L’engouement ne tient pas à la gué­ri­son de ces femmes qui sont séniles, arrié­rées, psy­cho­tiques ou dépres­sives. « À la fin du XIXe siècle, les trai­te­ments psy­chia­triques au sens où on l’entend aujourd’hui n’existaient pas, rap­pelle Michel Caire. Les méde­cins essayaient sim­ple­ment d’apprendre aux malades à se maî­tri­ser sans renon­cer à leur délire. Le tra­vail étant consi­dé­ré comme thé­ra­peu­tique, ces femmes pou­vaient effec­tuer de menus tra­vaux contre une rému­né­ra­tion. » On espère aus­si que le fait d’échapper aux ter­ribles condi­tions asi­laires et de dis­po­ser de la liber­té d’aller et venir appor­te­ront à ces femmes un mieux-​être. Ce dont cer­taines témoignent dans des lettres à leur famille. Comme Anita, arri­vée dans la colo­nie en 1907, dont Juliette Rigondet cite les pro­pos : « Depuis que je suis à Dun, on ne me fait plus de misères. » « Deux ans après la créa­tion de la colo­nie, le doc­teur Marie constate une amé­lio­ra­tion de l’état de cer­taines femmes, confirme l’autrice d’Un vil­lage pour alié­nés tran­quilles. Cela grâce à la liber­té retrou­vée et aux liens noués entre les malades et leurs familles d’accueil. Cela ne signi­fie pas que tout s’est tou­jours bien pas­sé. Il y a eu des cas de mal­trai­tance et d’abus. » 
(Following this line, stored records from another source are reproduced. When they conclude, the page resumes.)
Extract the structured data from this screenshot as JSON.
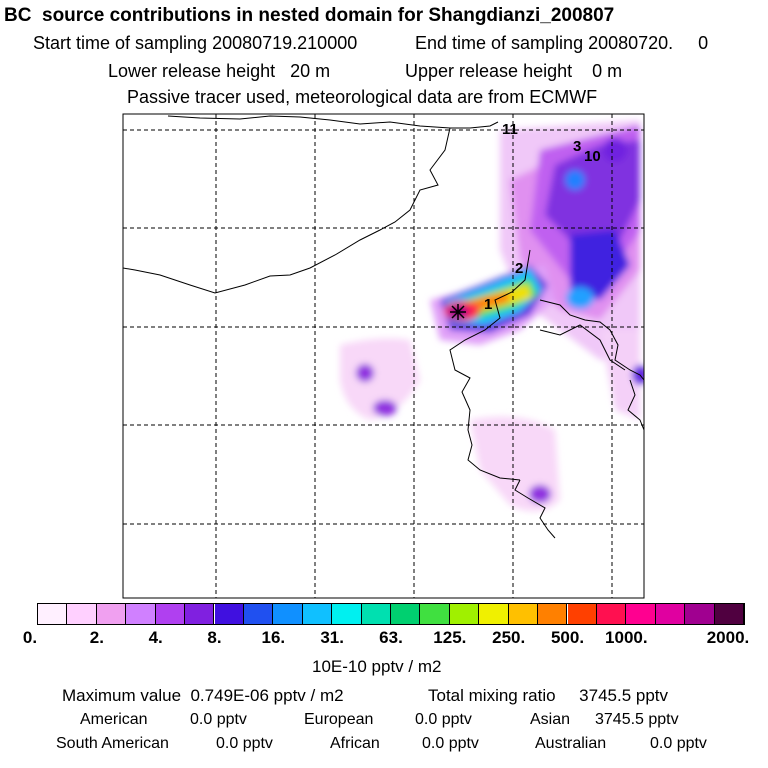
{
  "header": {
    "title": "BC  source contributions in nested domain for Shangdianzi_200807",
    "start_label": "Start time of sampling 20080719.210000",
    "end_label": "End time of sampling 20080720.     0",
    "lower_label": "Lower release height   20 m",
    "upper_label": "Upper release height    0 m",
    "tracer_note": "Passive tracer used, meteorological data are from ECMWF"
  },
  "map": {
    "markers": [
      "1",
      "2",
      "3",
      "10",
      "11"
    ]
  },
  "colorbar": {
    "ticks": [
      "0.",
      "2.",
      "4.",
      "8.",
      "16.",
      "31.",
      "63.",
      "125.",
      "250.",
      "500.",
      "1000.",
      "2000."
    ],
    "unit": "10E-10 pptv / m2",
    "colors": [
      "#fff0ff",
      "#ffd0ff",
      "#f0a0f0",
      "#d080ff",
      "#b040f0",
      "#8020e0",
      "#4010e0",
      "#2050f0",
      "#1090ff",
      "#10c0ff",
      "#00f0f0",
      "#00e0b0",
      "#00d070",
      "#40e040",
      "#a0f000",
      "#f0f000",
      "#ffc000",
      "#ff8000",
      "#ff4000",
      "#ff1050",
      "#ff0090",
      "#e000a0",
      "#a00090",
      "#500040"
    ]
  },
  "stats": {
    "max_label": "Maximum value  0.749E-06 pptv / m2",
    "total_label": "Total mixing ratio     3745.5 pptv",
    "american_label": "American",
    "american_value": "0.0 pptv",
    "european_label": "European",
    "european_value": "0.0 pptv",
    "asian_label": "Asian",
    "asian_value": "3745.5 pptv",
    "south_american_label": "South American",
    "south_american_value": "0.0 pptv",
    "african_label": "African",
    "african_value": "0.0 pptv",
    "australian_label": "Australian",
    "australian_value": "0.0 pptv"
  }
}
Aujourd’hui, on ne parle plus de famille nour­ri­cière mais d’accueil fami­lial thé­ra­peu­tique (AFT). Il existe seule­ment 2 609 places de ce type en France 3 , dont 245 à Dun-​sur-​Auron et ses envi­rons. Depuis l’introduction de la mixi­té dans les hôpi­taux, au cours des années 1970, on y accueille des femmes comme des hommes, atteints en majo­ri­té de schi­zo­phré­nie, de troubles psy­cho­tiques ou déli­rants. « C’est une res­source qui conti­nue d’être très pré­cieuse pour quelques per­sonnes, qui s’y épa­nouissent », témoigne Michel Caire. 

  1. Un vil­lage pour alié­nés tran­quilles,
    de Juliette Rigondet. Éd. Fayard, 2019.[]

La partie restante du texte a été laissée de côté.